Drei Fragen an Schulleiter Steffen Krüger

  1. 1.  Wird Ihre Förderschule heutzutage immer noch diskriminiert?

    Diese Frage lässt sich mit "teilweise" beantworten. Personen, die mit unserer Förderschule vertraut sind oder sie besuchen, schätzen sie aufgrund ihrer tatsächlichen Hilfeleistung. Allerdings gibt es andere, die Schwierigkeiten damit haben, wenn ihr Kind einen sonderpädagogischen Förderbedarf benötigt. Oftmals lehnen sie das Unbekannte zunächst ab.

    2.  Sind Förder- und Regelschule in beide Richtungen durchlässig?

    Hier kann man eindeutig "ja" sagen. In der Förderschule haben wir immer Kinder, darunter auch aktuell mehrere, die durch einen Probeunterricht wieder in die Regelschule zurückkehren. Es gibt bestimmte, strenge Kriterien, die erfüllt werden müssen, wenn ein Kind besondere Förderung benötigt, sei es durch Inklusion in der Regelschule oder an unserer Förderschule. Das gilt natürlich auch für den umgekehrten Weg, also die Aufhebung des Förderbedarfs. Gleichzeitig besteht das Recht auf eine Förderschule oder inklusiven Unterricht.
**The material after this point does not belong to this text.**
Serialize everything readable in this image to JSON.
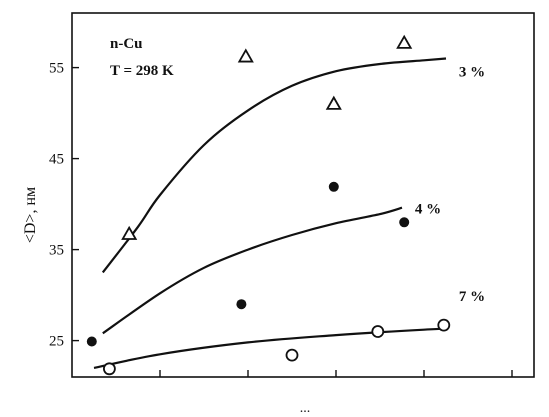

Es darf jedoch nicht vergessen werden, dass in Hessen das Elternwahlrecht gilt. Kinder können nicht gegen den Willen der Eltern "zwangsbeförderschult" werden.

    3.  Wie wird sichergestellt, dass Kinder mit Lernschwierigkeiten in der Regelschule - zusätzlich - durch Fachkräfte betreut werden?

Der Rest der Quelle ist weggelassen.